In the evening Swami gave a sari [Indian women’s garment] to my sister and a dhoti [Indian men’s garment] to my brother. He said to my sister that she had to learn to do all the work on her own. She had no clue what He meant by that. He then told her that next year she would be blessed with a son. He blessed them profusely.

My nephew was born in December 1972. In 1973 they went to visit Swami at Puttaparthi before joining a job in United States. Swami blessed the family and He materialized a pendant for the baby. Within a week of reaching USA, my sister wrote back to my mother and said that only then did she understand what Swami had said to her after the wedding, as she was now a cleaning person, a cook, a driver and a gardener, all rolled into one.

1975: We went to Puttaparthi for Swami’s 50th birthday. My father was appointed a world council member for the first world council meet. Swami told him that he had to spread Swami’s message in Sri Lanka. This was also the year when my father published a book entitled ‘Sai Baba and the Hindu Theory of Evolution’, which was released by Swami in Puttaparthi. Subsequently it was translated into Spanish, just before my father passed away two years ago.

1977: My parents visited Swami for my father’s 60th birthday. Swami called them in for an interview and gave a sari to my mother and a dhoti to my father. He also materialized a ring for my mother. He said to her, “Recently you have been experiencing some numbness in your right hand and the doctors have told you that you might have paralysis. Don’t worry, Swami is always with you.”

1980: This was the year when I got married. When the invitation cards came home, I told my mother that I was going to mail the first card to Swami.
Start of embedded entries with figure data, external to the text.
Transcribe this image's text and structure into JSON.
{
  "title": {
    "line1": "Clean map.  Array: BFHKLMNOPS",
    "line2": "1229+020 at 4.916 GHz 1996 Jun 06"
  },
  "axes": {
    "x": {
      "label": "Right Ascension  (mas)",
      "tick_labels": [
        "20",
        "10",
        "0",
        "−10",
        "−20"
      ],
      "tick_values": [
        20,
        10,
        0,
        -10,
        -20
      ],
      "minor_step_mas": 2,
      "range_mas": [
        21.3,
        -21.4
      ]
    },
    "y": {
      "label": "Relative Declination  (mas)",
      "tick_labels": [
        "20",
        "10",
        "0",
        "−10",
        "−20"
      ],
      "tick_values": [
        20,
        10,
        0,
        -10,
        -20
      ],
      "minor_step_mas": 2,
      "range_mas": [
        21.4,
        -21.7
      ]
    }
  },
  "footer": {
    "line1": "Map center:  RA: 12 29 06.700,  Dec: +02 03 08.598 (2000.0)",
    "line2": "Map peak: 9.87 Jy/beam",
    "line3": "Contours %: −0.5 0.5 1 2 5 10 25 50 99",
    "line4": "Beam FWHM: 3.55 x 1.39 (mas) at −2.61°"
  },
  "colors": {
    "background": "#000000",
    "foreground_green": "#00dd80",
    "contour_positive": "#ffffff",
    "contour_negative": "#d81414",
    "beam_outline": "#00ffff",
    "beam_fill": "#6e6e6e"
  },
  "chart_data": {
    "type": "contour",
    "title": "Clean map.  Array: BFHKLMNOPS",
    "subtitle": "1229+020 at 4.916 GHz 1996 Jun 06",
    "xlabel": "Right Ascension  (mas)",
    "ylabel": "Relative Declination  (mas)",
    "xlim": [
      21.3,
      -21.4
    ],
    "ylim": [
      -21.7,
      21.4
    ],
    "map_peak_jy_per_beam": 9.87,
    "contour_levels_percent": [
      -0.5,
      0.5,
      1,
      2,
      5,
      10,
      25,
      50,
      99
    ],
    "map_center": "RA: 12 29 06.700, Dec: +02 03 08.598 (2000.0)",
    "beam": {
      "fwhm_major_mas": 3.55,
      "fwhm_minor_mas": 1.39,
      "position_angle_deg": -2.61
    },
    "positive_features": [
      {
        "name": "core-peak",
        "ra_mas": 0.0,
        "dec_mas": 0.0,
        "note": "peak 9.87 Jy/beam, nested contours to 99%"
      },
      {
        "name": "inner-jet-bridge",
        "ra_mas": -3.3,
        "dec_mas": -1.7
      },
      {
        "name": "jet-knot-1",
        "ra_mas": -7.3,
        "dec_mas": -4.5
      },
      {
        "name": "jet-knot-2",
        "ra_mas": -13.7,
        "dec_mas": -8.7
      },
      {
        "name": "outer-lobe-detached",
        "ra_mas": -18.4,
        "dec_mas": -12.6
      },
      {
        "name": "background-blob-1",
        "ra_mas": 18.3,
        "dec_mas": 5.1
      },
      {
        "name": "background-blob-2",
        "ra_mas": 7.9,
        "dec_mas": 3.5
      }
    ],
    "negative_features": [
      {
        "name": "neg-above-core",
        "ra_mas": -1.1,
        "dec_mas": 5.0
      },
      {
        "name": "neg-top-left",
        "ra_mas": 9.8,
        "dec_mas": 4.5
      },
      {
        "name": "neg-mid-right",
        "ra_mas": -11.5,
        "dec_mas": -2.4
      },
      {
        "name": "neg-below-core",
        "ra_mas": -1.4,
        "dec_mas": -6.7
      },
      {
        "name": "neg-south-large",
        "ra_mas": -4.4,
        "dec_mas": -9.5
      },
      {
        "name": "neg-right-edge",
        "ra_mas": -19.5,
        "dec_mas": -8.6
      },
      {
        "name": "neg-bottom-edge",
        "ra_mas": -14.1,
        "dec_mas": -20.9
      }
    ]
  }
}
She said, “Don’t mail it, I am going to hand deliver it.” I said, “What if Swami does not take it from you.” She said, “Don’t talk negatively, only be positive. Swami is going to bless it.”

My mother went to Puttaparthi and she sat for darshan with the card. Swami came up to her and said, “What is the news?” She said, “Swami, our son is getting married and we want Your blessings.” Swami took the card from my mother and asked her the date of the marriage. She told Him that it was on July 9th. He took the card and went to the room.
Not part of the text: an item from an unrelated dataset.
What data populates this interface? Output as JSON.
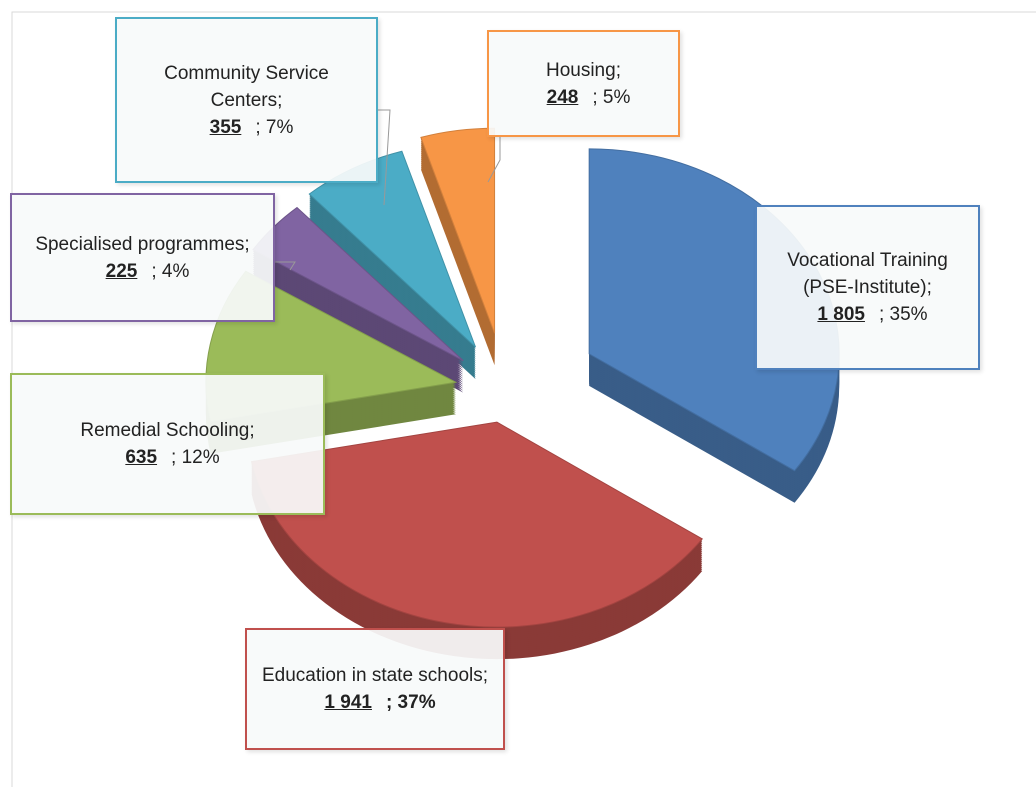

1982: My mother, my wife and I visited Swami in Puttaparthi. On Thursday Swami came up to me and I said to Him that we were leaving on Saturday and we needed to talk to Him. He walked up a few steps and said, “You are leaving on Sunday.” I had booked my tickets for Saturday and I didn’t know what to do. But my mother, without any hesitation, asked me to change the tickets. On Saturday, Swami called us in for an interview and the first thing He said was that there is a time for everything.

In the interview room He asked me if I was married. I was about to answer Him and He said, “I know, I know, I was just joking.” Then He looked at my wife and said, “You could not bring your daughter because she is too small, but my blessings are there.” The interview lasted for about 10 to 15 minutes, and as we were coming out of the door I asked Swami when He would visit Sri Lanka. He put His hand on my hand and said, “Yes, yes, I will come.” Quickly I covered His hand with my other hand and said, “But when are you coming?” With a loving admonishing look He said, “Get out of my way!”

That was the last interview I had, but ever since then we have had a number of experiences that have shown that He is always with us, looking after us and protecting us. I know that it is not the length of the time one has known Him for or the number of interviews one has had with Him but the most important thing is to follow His teachings. As long as we do that we are being good devotees.